Oltre ad un balisaggio perfetto, a tratti quasi imbarazzante e talmente tanto capillare da far pensare che i partecipanti siano delle capre poco pensanti e non esseri umani dotati di buon senso, spicca una presenza di volontari sul percorso mai vista prima.
Ancor più di rilievo il modo in cui sono stati disposti: quasi su tutto il percorso, la totalità dei passaggi alti era presidiata con volontari uno a vista dell’altro. Muniti di binocolo monitoravano ogni centimetro del percorso. Un’attenzione rarissima da riscontrare ed assente anche nelle competizioni più prestigiose e rinomate, ma che dovrebbe essere la norma.
Questo aspetto riassume perfettamente lo spirito ed il lavoro che c’è dietro questa competizione: molta sostanza, conoscenza perfetta del territorio ed un approccio alla sicurezza che solo chi conosce bene la montagna può mettere in atto.
Tutto questo con una cordialità e modestia da parte di un’organizzazione che potrebbe permettersi anche di ostentare un filo di boria, visti i 9 anni di successi alle spalle.
La Bettelmatt Ultra Trail si merita di essere considerata l’evento di punta per chi cerca il connubio tra velocità ed esperienza d’alta quota, senza però sconfinare nell’alpinismo. Un appuntamento che sembra, visto il successo di quest’anno, che l’anno prossimo potrebbe allungarsi ad avvicinarsi ai cento chilometri, se non addirittura a superarli e che merita sicuramente più interesse delle ‘cento o più’ dolomitiche che si tengono a fine giugno. Un monito molto forte a chi si iscrive a questa gara: se è vero che non ci sono passaggi tecnici o esposti, è altrettanto vero che è impossibile finirla camminando o prendendosela comoda. I cancelli orari predisposti dall’organizzazione sono solo apparentemente generosi, ma in realtà obbligano ad un ritmo piuttosto sostenuto.
Proprio questo è un aspetto che dà grande interesse a questa competizione: la gestione delle proprie risorse e la necessità di una partenza spingendo forte sulla prima salita, quasi 1400 metri, che va in netto contrasto con l’esigenza di gestire e centellinare le energie nelle ultramaratone. Forte è il rischio di “scoppiare” o di non fare in tempo ai cancelli: una difficoltà che compensa perfettamente l’assenza di insidie alpinistiche; un fattore che forse ha determinato un altissimo numero di abbandoni, quasi il 50%, numero ancor più significativo vista la semplicità del terreno e delle condizioni meteo assolutamente ideali.

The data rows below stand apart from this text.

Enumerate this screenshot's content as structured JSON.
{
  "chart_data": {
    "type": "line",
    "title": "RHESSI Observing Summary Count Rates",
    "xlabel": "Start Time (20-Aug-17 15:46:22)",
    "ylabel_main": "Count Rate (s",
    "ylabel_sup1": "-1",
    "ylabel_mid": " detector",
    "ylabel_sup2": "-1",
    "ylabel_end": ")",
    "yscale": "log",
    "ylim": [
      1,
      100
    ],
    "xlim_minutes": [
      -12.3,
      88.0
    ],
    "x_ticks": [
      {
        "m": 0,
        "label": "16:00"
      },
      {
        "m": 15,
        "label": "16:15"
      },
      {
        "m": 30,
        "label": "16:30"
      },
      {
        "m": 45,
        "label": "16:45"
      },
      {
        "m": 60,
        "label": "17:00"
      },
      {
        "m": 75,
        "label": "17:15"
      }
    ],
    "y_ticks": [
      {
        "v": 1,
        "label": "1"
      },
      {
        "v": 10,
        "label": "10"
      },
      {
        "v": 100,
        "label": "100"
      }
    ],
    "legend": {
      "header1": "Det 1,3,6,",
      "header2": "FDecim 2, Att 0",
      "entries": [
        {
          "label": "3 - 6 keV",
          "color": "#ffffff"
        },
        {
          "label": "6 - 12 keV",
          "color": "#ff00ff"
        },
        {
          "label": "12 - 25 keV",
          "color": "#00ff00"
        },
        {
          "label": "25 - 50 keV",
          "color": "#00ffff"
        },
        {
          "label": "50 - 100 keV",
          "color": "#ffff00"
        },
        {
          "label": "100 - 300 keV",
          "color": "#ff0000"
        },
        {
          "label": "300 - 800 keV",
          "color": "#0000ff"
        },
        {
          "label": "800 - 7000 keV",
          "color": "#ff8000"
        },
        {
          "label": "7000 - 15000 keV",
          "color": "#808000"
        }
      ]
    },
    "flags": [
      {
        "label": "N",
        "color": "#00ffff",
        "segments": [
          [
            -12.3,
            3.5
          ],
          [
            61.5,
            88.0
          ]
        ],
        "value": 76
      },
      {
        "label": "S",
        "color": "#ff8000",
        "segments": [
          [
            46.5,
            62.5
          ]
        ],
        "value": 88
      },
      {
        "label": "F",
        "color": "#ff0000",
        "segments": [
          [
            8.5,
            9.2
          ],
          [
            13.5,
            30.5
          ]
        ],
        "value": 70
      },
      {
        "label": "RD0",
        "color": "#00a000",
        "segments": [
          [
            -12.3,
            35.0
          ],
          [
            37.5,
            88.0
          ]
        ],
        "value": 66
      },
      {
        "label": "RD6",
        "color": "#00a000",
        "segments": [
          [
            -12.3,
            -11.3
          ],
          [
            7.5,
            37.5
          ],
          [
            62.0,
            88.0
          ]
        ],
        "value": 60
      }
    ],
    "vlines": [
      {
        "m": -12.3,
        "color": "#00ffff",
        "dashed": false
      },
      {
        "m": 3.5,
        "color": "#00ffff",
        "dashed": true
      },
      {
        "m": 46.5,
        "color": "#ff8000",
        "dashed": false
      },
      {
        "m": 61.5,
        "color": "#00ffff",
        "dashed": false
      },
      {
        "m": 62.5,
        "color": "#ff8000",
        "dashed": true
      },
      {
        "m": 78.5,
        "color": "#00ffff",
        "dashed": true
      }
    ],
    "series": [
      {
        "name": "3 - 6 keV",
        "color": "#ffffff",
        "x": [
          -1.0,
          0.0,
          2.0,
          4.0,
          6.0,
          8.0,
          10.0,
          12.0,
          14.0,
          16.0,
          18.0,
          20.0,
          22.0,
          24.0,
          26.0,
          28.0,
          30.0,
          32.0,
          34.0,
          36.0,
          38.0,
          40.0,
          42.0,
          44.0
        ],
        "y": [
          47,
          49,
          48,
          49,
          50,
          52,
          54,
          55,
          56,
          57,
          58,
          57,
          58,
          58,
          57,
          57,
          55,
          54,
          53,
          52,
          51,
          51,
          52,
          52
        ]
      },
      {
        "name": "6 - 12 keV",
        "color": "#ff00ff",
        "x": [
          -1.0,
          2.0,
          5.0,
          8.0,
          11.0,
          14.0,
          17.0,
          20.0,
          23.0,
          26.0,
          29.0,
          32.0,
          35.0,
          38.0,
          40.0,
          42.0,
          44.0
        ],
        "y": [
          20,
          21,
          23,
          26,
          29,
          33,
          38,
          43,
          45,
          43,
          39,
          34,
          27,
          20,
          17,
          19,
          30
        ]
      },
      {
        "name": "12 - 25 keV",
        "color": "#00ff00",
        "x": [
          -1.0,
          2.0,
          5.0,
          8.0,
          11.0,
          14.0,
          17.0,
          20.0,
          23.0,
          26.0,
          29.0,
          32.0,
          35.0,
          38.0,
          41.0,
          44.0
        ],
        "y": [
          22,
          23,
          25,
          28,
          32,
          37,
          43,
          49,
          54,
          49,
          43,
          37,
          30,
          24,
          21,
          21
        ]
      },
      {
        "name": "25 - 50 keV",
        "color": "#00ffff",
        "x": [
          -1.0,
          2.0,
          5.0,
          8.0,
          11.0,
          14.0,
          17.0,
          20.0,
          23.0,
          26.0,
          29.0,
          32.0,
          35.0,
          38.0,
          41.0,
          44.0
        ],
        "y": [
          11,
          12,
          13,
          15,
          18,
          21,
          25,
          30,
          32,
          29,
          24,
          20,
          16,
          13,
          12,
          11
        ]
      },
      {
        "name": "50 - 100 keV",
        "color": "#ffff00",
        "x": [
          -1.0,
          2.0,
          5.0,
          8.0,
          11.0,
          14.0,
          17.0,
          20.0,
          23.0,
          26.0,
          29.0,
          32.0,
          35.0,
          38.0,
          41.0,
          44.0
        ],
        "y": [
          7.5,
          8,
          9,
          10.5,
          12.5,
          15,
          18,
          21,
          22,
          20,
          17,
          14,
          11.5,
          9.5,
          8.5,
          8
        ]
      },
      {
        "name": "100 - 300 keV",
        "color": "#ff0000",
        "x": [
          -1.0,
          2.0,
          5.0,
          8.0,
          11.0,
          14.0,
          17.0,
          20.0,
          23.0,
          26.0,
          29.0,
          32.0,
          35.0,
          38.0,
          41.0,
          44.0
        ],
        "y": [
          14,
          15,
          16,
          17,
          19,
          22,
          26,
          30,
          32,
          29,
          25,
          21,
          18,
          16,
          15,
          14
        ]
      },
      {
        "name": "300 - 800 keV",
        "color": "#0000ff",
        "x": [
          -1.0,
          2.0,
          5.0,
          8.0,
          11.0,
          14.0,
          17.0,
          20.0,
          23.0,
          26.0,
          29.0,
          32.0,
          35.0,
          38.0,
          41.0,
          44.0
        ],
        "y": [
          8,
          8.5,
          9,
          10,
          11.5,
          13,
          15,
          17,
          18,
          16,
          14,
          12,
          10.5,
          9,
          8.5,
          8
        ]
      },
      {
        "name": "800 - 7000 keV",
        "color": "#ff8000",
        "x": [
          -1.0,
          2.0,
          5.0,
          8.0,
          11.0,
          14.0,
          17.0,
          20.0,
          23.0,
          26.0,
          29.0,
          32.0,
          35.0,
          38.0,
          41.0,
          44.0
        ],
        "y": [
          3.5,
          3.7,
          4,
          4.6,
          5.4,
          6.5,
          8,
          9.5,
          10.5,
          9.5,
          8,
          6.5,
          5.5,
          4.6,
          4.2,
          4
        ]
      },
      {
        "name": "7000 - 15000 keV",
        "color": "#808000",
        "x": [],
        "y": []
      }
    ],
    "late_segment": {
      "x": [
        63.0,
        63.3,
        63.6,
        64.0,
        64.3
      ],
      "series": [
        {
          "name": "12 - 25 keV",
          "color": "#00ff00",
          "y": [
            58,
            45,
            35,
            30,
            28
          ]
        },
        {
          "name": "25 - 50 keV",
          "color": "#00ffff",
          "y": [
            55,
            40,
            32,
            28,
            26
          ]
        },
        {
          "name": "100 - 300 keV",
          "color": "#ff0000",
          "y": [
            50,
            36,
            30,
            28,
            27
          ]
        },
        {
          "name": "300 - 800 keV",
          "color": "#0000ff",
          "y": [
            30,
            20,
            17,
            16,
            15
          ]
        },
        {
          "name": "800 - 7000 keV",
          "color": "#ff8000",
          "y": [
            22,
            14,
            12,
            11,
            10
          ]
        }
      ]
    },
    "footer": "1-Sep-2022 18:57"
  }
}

Il successo e l’unicità di questa gara dovrebbe restare proprio questo: velocità e quota con cancelli molto selettivi, che a mio avviso non andrebbero rivisti o semmai andrebbero resi ancora più stretti, proprio per non svilire il carattere adrenalinico della manifestazione.
Unica grande pecca, il Bettelmatt ha dato forfait! Secondo i produttori troppo presto per il formaggio nuovo e troppo tardi per quello dell’anno precedente. Un’ottima scusa per tornare presto in queste valli.